Local high-speed rail watchdogs think recent announcements by the rail authority will give Peninsula residents more time to evaluate the design options for the segment running through their own cities.
After deciding in November that high-speed rail construction would start in the Central Valley, the California High-Speed Rail Authority board also announced that the release of the preliminary environmental impact report for the Peninsula segment would be delayed.
The authority had planned to release the report for the San Francisco-to-San Jose line of the $43 billion rail project in December.
Menlo Park Mayor Rich Cline chairs the Peninsula Cities Consortium, a coalition of elected officials from Menlo Park, Atherton, Palo Alto, Burlingame and Belmont that advocates for the five cities, all of which will be heavily impacted by construction of the Peninsula tsil segment.
Mr. Cline said getting more time to evaluate the project has been one of the top priorities this year for local leadership, but that time alone won't resolve major concerns that include how to build the tracks, and whether the right people are running the project.
In 2008, voters passed Proposition 1A, which allowed the state to dedicate $9.95 billion in funding to high-speed rail.
"HSR was voted in and it may still have a majority approval, but that doesn't mean that we shouldn't critically evaluate this 100-year rail project that will end up being the largest and most expensive infrastructure project in our state's history," said Mr. Cline.
He pointed to flawed ridership studies as a sign of the need for continued scrutiny.
"We need to start zeroing in on the ridership studies that have justified the amount of trains, the width of the tracks, the routes of the trains, and the cost to the state and to each individual rider in the future," Mr.

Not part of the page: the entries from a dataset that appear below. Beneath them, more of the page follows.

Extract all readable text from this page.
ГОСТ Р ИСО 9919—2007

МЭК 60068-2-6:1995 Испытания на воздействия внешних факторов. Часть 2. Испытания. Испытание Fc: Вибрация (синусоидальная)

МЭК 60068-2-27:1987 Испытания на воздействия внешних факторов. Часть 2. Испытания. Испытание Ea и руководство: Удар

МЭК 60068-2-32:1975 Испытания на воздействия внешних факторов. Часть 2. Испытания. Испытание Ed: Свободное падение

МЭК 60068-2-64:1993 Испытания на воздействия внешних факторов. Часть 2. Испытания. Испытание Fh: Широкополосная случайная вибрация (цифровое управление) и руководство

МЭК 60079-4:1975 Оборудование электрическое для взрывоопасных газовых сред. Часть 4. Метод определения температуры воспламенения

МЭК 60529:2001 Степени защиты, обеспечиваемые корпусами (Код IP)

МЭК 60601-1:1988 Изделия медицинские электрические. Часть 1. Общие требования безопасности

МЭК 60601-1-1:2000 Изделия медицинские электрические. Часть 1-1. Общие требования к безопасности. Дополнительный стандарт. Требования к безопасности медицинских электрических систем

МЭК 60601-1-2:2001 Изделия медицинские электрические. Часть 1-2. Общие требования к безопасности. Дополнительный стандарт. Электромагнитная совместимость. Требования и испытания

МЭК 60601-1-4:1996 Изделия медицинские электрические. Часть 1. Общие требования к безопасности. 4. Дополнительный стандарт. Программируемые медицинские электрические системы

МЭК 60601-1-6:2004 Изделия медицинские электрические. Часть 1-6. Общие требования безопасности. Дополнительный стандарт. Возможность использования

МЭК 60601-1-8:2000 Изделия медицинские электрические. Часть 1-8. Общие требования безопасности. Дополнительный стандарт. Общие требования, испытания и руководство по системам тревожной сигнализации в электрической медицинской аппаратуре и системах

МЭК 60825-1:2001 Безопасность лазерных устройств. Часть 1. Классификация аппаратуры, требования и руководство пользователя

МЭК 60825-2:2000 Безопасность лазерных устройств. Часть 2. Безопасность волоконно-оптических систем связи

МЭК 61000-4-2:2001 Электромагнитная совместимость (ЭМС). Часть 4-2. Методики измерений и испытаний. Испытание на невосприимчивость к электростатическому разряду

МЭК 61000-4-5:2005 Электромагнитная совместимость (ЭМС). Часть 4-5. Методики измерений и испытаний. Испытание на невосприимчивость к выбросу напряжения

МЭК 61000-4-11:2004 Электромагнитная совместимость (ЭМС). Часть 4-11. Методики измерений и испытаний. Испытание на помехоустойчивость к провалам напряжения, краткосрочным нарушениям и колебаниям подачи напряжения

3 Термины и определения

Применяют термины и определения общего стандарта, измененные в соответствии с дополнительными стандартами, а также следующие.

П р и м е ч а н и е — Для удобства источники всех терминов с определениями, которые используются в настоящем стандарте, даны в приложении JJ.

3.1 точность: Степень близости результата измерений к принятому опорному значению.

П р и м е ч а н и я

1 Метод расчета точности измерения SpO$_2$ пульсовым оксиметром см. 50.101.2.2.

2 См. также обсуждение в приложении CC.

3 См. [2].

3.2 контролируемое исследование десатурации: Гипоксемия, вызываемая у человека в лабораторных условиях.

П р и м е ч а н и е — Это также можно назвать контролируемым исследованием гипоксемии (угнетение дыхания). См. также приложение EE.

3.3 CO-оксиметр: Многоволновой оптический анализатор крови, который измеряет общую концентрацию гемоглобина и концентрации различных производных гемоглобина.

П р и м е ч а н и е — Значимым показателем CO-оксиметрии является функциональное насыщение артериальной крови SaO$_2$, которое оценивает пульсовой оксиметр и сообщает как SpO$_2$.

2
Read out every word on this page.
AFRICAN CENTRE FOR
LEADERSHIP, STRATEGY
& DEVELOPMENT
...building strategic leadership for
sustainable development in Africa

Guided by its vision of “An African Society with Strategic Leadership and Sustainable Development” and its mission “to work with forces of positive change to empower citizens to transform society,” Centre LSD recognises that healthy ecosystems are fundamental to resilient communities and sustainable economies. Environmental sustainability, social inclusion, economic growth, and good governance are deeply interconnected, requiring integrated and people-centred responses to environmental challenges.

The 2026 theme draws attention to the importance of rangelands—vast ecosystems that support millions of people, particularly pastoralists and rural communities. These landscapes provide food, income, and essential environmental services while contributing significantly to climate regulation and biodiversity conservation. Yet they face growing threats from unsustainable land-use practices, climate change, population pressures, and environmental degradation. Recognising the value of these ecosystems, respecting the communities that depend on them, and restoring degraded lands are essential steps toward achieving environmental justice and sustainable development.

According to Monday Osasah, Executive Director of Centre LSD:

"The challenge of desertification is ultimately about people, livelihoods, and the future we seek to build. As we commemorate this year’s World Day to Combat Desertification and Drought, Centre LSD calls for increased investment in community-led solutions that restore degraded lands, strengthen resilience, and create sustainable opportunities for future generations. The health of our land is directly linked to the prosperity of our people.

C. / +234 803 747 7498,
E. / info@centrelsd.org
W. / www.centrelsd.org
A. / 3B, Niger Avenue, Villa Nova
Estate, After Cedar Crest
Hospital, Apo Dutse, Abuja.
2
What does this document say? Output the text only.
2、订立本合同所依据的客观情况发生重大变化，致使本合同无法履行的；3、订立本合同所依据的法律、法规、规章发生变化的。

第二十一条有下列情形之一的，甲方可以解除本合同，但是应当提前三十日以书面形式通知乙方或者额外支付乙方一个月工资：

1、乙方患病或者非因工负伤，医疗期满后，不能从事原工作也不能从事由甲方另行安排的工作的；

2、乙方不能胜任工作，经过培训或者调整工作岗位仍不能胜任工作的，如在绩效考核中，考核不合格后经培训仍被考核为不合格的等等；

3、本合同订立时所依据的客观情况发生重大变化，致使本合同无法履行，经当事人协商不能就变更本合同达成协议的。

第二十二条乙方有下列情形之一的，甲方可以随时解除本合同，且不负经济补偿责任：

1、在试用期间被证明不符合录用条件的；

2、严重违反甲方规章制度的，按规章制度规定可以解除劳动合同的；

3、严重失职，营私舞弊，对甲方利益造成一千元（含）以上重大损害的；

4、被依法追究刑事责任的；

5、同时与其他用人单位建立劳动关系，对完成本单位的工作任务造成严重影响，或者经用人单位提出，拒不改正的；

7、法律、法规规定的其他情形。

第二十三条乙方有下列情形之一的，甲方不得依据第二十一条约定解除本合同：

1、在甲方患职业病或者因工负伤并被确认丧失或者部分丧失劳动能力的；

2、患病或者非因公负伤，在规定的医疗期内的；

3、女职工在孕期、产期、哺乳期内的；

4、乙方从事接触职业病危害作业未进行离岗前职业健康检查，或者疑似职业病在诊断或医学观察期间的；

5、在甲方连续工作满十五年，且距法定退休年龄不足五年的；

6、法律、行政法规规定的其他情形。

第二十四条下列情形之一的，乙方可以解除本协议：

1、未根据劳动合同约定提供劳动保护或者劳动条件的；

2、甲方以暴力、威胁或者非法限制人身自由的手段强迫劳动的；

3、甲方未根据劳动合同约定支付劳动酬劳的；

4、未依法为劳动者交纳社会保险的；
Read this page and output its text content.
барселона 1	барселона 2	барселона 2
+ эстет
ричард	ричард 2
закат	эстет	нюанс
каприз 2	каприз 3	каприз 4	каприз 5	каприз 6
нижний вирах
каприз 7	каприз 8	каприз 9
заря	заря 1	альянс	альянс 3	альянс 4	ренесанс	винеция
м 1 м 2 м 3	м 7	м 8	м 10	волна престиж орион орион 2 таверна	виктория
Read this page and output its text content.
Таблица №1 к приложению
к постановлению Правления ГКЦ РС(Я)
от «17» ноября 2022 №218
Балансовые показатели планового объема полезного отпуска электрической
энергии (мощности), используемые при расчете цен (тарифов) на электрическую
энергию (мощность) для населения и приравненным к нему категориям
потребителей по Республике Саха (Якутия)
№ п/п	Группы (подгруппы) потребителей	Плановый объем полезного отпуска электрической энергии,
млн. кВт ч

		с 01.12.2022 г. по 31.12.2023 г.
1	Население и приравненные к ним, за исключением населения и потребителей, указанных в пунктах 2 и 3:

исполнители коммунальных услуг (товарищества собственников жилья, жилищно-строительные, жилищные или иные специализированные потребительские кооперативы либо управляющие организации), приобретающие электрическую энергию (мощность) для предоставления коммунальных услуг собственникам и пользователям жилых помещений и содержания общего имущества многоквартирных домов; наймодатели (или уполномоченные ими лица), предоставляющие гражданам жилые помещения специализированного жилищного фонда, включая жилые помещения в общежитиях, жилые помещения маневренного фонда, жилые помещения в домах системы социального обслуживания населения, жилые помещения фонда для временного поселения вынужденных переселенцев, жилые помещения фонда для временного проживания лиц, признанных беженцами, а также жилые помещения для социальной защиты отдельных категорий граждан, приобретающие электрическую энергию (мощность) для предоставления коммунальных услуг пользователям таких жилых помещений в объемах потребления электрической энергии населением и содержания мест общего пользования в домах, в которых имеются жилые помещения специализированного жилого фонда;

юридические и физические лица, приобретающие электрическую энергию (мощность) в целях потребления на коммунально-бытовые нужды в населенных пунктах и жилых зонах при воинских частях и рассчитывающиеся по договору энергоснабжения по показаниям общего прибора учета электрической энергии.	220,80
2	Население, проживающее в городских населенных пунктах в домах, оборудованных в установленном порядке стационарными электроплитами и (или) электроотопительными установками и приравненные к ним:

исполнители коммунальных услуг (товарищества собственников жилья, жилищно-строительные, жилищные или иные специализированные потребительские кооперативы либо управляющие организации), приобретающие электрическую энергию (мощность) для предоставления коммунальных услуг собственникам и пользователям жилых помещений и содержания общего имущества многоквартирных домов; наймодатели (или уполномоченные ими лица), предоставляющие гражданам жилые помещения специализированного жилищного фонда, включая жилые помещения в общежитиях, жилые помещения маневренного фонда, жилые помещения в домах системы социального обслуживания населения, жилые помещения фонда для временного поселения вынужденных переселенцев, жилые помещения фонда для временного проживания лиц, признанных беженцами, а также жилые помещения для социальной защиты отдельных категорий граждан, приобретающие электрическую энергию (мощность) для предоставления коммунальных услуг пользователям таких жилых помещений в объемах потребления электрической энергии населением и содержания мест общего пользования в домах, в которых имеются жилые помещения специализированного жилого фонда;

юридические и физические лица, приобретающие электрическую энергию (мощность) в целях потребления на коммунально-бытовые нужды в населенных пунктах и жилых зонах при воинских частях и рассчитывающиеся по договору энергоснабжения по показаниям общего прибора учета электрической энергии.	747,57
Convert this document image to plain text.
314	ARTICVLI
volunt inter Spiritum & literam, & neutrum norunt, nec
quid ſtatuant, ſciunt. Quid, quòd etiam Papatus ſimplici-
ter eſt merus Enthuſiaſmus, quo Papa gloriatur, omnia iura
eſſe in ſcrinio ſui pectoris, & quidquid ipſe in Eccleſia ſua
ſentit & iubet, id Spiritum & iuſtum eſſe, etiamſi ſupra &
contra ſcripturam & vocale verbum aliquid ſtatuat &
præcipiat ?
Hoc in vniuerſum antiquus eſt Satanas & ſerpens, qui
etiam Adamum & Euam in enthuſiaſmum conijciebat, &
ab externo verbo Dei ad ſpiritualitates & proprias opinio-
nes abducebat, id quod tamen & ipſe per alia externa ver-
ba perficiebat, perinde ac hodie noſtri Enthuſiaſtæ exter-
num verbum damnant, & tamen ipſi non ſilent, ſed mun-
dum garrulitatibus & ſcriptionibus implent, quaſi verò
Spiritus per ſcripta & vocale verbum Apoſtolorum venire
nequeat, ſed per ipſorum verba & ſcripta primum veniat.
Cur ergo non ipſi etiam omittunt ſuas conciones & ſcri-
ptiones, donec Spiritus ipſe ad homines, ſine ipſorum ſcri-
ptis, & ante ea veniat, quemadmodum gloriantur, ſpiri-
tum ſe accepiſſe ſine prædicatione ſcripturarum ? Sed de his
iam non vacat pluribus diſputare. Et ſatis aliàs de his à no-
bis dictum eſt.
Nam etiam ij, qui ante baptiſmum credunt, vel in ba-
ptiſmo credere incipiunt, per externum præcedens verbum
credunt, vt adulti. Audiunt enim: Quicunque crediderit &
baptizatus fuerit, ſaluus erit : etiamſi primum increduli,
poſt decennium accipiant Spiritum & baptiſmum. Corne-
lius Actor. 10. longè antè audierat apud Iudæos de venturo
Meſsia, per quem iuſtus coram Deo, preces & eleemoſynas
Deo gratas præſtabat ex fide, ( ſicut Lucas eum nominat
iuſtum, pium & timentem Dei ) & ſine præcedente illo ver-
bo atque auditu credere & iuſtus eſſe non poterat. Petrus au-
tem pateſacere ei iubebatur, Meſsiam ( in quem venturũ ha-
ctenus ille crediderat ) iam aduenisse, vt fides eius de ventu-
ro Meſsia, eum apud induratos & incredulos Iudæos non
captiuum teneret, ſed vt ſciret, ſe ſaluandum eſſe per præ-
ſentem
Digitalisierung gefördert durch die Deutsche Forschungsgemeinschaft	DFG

Cline said.
"When [Palo Alto Mayor [Pat Burt and I sat in front of senators Simitian and Lowenthal last January, we asked how Merced and Gilroy could have more trains projected in 2035 than Boston and Baltimore."
he time gained by the project's starting construction in the Central Valley rather than closer to home is time that the mayor thinks could be used to demand a new, peer-reviewed ridership study conducted by a third party.
"The worst thing we can do is to allow the HSRA to keep moving ahead as they are until they end up building a train system to nowhere ... which will make that bridge to nowhere look like a cute mistake," Mr. Cline said.
In a Nov. 25 letter to the City Council, Menlo Park community activist Don Barnby said he supports the need for a unified local front on high-speed rail, but called doing another ridership study unnecessary.
"We don't need another independent ridership study when one has already been done by the Institute for Transportation Studies, UC-Berkeley; we don't need to 'inform the scope of design alternatives' when we already know there is no way expected ridership can justify ANY design alternative," Mr. Barnby wrote.
The Berkeley study concluded in July that the rail authority's projections were unreliable because of multiple flaws in the mathematical models used to estimate ridership.
In a letter to local newspapers, former Menlo Park mayor and high-speed rail advocate Steve Schmidt agreed that the ridership projections were exaggerated. He also stated the delay could provide a chance to analyze alternative designs, but that pressure from local leaders might push the rail authority to leave out one viable option -- elevated tracks.
"These same elected officials complain of the high cost of HSR to the State and yet they support alternatives such as tunneling that are so prohibitively expensive that they will break the HSR bank and in the end, keep Caltrain operating in its current state like a heavy, noisy, dangerous and polluting dinosaur," Mr. Schmidt wrote.
"Our elected officials can stop the grandstanding and obstruction and start working with HSR officials to design and build the most affordable and most broadly beneficial segment of HSR here on the Peninsula."